Middle East Iran toughens the penalty for violating the veil dress code with up to ten years in prison

This Wednesday, Iran toughened the punishment for not wearing the Islamic veil correctly in public spaces with up to ten years in prison

Middle East Iran toughens the penalty for violating the veil dress code with up to ten years in prison

This Wednesday, Iran toughened the punishment for not wearing the Islamic veil correctly in public spaces with up to ten years in prison. The approval of the amendment coincides with the first anniversary of the protests over the death of Mahsa Jina Amini, the young woman who died in police custody after being arrested for not wearing her veil correctly. The so-called "Bill to support the family by promoting the culture of chastity and hijab" was approved with 152 votes in favor, 34 against and seven abstentions. The regulations require final approval from Iran's Guardian Council, which is expected to review and approve in the coming days.

Until now, the law contemplated penalties of between ten days and two months in prison for violating the dress code. The new legislation toughens the penalty from five to ten years in prison, while the fines also rise considerably, from ten euros to 7,000. The increase in fines is considerable, taking into account that the minimum wage in Iran barely exceeds 200 euros per month. Penalties for violating the dress code also include punishments of up to 60 lashes for breaking the law. The law will apply for three years and after this period, it will be reviewed again.

The code contains seventy articles that restrict the dress code and behavior of women in different social situations. Rights groups have interpreted it as an attempt to stop the anti-government protests that have taken place since Amini's death in police custody. For example, the law contemplates fines for those who "promote nudity" or "make fun of the hijab" in the media and social networks, in a clear allusion to the act of protest by thousands of women who have removed or burned their veils. in public spaces to demand more freedoms. It also punishes those groups of people who violate the dress code "in an organized manner" or "in cooperation with the government, media or foreign organizations."

The measure was approved on the birthday of the young Amini and a few days after the anniversary of her death. The images of Amini admitted to the hospital, with clear signs of having been beaten in police custody, unleashed unprecedented anger in all cities of the country.
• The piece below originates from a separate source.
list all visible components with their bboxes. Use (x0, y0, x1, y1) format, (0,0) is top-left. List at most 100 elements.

Thousands of women took to the streets shouting "Woman, life and freedom" to ask for more rights, in massive events that led to massive demonstrations against the regime, demanding more freedoms and economic improvements.
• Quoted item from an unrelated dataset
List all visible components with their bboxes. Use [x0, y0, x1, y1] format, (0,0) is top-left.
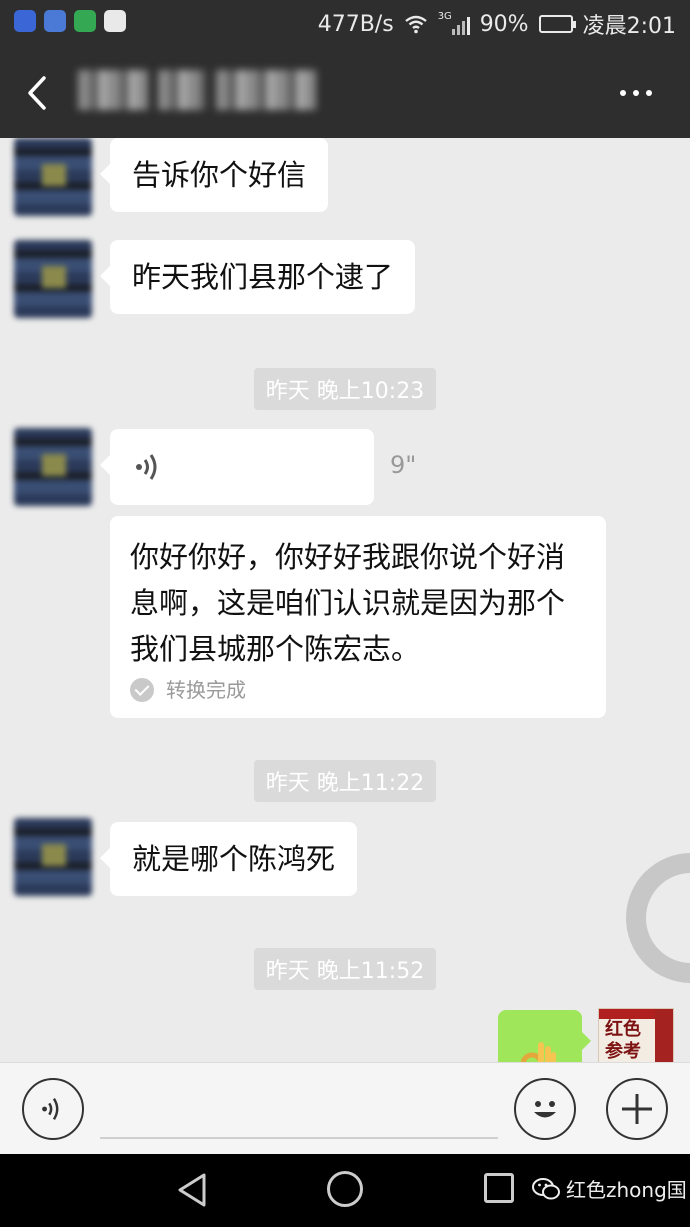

While authorities initially removed street morale police, the body that controls women's dress code among other duties, the gesture was brief and the situation has worsened considerably. The government has not given in one bit to the demands on the street and has accused protesters of being influenced by foreign powers seeking to undermine Tehran's authority. At least 500 people have died in police actions during the protests, while seven people have been executed. Twenty have been sentenced to death for their alleged participation in anti-government protests. In addition, more than 20,000 people have been arrested for allegedly being involved in the demonstrations, including twenty journalists. Two reporters, who revealed Amini's case in the media, are imprisoned and their trial, closed to the public and even to the defendants' lawyers, is still ongoing. At least three relatives of the accused have also been detained and interrogated in recent months. Rights groups have reported humiliation, torture and even sexual assault in police custody. Dozens of women have also been detained in their homes for answering questions to the foreign press about the protests in the country.

On the other hand, the law also specifies other types of penalties that extend the punishments to third parties. Thus, the authorities may close businesses or impose fines if the dress code is not complied with in those spaces. Sex segregation is also required in government offices, universities, hospitals and public parks. The United Nations and rights groups have interpreted the regulations as an attempt at "gender apartheid." "The bill could be described as a form of gender apartheid, as the authorities appear to be ruling through systematic discrimination with the intention of repressing women and girls into total submission," the UN panel said. on the proposed law on September 1. "It violates fundamental rights, including the right to participate in cultural life, freedom of opinion and expression, the right to peaceful protest and the right to access social, educational and health services," the experts said.

In February, authorities attempted to impose smart surveillance systems to enforce the dress code without success. However, the new legislation gives authorities more powers to use intelligence systems in public spaces at will to monitor women, especially those who drive in their private vehicles without the Islamic veil.